The previous owners of my house apparently clogged up the vent going straight up so they ran a new vent out into the garage.  We called someone to come and clean it out and he said "Oh yeah I remember this house, the vent is clogged up with so much stuff from them trying to clean it out..."  He said there is too much stuff jammed in there like coat hangars and things that he can't clean it out and we need to open up the wall in our living room to replace the pipe.

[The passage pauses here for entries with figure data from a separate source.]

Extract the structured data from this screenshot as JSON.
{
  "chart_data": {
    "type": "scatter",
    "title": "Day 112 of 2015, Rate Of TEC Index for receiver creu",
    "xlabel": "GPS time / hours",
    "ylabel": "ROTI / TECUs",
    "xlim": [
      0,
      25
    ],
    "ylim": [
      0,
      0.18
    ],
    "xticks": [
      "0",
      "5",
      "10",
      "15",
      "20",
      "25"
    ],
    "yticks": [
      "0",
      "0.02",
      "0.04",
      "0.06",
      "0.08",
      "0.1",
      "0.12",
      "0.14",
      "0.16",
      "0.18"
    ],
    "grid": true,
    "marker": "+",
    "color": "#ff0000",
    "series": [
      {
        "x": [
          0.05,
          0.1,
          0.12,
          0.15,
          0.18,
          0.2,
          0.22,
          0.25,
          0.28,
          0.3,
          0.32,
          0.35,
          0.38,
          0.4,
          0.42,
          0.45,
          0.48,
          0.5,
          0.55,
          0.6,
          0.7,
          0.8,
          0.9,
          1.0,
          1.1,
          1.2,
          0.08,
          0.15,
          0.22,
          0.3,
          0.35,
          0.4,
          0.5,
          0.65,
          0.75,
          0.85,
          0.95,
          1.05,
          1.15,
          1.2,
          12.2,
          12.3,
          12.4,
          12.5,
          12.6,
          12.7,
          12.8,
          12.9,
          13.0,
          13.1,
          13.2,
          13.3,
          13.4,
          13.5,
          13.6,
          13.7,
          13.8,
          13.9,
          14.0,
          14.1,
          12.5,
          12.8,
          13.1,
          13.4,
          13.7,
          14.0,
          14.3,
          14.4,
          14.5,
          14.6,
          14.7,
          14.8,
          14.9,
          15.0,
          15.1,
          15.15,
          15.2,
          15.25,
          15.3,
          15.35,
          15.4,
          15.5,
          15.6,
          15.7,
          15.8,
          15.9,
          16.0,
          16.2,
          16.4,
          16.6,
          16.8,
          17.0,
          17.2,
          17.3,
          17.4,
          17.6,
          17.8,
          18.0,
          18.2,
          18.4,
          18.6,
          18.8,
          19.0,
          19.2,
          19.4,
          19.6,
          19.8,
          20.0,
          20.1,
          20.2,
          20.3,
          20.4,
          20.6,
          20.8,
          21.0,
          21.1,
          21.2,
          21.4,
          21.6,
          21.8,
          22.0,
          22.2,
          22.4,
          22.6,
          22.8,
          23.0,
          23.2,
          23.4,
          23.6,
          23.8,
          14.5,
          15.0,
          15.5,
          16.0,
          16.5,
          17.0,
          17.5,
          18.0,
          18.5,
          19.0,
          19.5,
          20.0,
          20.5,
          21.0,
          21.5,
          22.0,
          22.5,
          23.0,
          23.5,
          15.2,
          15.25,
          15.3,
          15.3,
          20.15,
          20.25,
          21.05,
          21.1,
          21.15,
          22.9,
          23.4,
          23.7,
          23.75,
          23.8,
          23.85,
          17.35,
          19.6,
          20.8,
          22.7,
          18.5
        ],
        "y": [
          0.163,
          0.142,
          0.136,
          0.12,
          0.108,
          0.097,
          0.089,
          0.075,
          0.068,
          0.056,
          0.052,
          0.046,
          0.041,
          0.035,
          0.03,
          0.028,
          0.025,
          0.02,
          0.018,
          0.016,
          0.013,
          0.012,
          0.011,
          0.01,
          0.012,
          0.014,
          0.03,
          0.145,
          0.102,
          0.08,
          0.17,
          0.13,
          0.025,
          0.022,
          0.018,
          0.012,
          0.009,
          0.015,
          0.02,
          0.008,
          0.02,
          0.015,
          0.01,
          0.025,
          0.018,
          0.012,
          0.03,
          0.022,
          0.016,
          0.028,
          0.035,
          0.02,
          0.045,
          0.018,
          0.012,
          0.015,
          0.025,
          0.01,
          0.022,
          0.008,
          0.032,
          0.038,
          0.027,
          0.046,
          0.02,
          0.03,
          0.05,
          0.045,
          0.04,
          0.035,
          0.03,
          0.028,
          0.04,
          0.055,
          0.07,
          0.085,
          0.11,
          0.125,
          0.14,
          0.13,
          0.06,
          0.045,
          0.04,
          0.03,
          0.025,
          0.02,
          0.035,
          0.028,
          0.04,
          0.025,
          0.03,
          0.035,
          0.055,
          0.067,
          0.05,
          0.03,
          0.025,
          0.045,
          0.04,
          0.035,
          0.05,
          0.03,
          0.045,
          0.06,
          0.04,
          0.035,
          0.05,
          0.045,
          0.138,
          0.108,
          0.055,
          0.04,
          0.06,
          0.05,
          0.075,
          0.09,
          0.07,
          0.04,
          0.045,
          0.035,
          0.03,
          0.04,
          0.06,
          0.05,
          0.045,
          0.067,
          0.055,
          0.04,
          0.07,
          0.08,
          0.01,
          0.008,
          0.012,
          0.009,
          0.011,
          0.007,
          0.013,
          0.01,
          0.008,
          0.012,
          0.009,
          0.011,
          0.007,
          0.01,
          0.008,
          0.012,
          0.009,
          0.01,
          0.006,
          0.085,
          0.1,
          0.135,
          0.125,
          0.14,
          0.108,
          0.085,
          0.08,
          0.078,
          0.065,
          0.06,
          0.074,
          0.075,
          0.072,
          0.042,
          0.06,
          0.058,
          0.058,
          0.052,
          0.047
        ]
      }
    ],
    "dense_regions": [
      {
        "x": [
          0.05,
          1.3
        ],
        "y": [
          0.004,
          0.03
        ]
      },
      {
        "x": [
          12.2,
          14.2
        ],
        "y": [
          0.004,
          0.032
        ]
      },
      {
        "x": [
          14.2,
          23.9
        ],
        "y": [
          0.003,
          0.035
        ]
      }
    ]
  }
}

Anyways I digress....I'm just still upset about the whole thing.... Our home inspector missed so many things we ended up settling out of court for $1400.  We had a sliding glass door in our bedroom that wouldn't open past 18" cause the floor is bowed, electrical wiring not up to code, etc.

Gil


----------



## Curly (Feb 29, 2012)

Clean the Olive, Canola and other food oils off the machinery as they will not protect them from rust and can even make it worse.


----------



## Haynie (Feb 29, 2012)

Wow, that sucks. You should listen to the wisdom of those folks from the east then.  They know humidity.  

I have yet to meet a home inspector who cared about his job.  We had one come inspect our house after my father-in-law passed (we live in his house) because the insurance wanted an inspection before they would insure us.  I KNOW what is wrong with the house and the guy missed ALL of them and invented a few.

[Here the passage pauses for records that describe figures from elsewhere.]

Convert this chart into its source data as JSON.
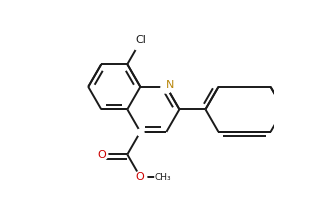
{
  "bg_color": "#ffffff",
  "bond_color": "#1a1a1a",
  "atom_colors": {
    "N": "#b8860b",
    "O": "#cc0000",
    "Cl": "#1a1a1a",
    "C": "#1a1a1a"
  },
  "bond_width": 1.4,
  "figsize": [
    3.22,
    2.12
  ],
  "dpi": 100
}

For the vent-I have heard of people getting a plumber's snake and clearing them.  Sounds like a last resort type of solution though.


----------



## Gilrock (Feb 29, 2012)

Yeah thanks everyone for the advice.  I'm glad I found out early that the cooking oils aren't giving protection.

Gil


----------



## dogcatcher (Feb 29, 2012)

When  drill I use automatic transmission fluid.  A little AFT goes a long way, lubricates, and protection from rust.  I buy the cheap stuff at the dollar stores, and transfer it to smaller squeeze bottles.  Old CA bottles work pretty good, the long thin nozzles lets me "shoot" it inside of the hole.  I also use like a cutting oil when cutting threads.  Being RED, I can keep from using it where it shouldn't be used.


----------



## Gilrock (Feb 29, 2012)

dogcatcher said:


> Being RED, I can keep from using it where it shouldn't be used.


 
LOL...at first I was thinking of the movie RED where it stood for "Retired...extremely dangerous".

Gil


----------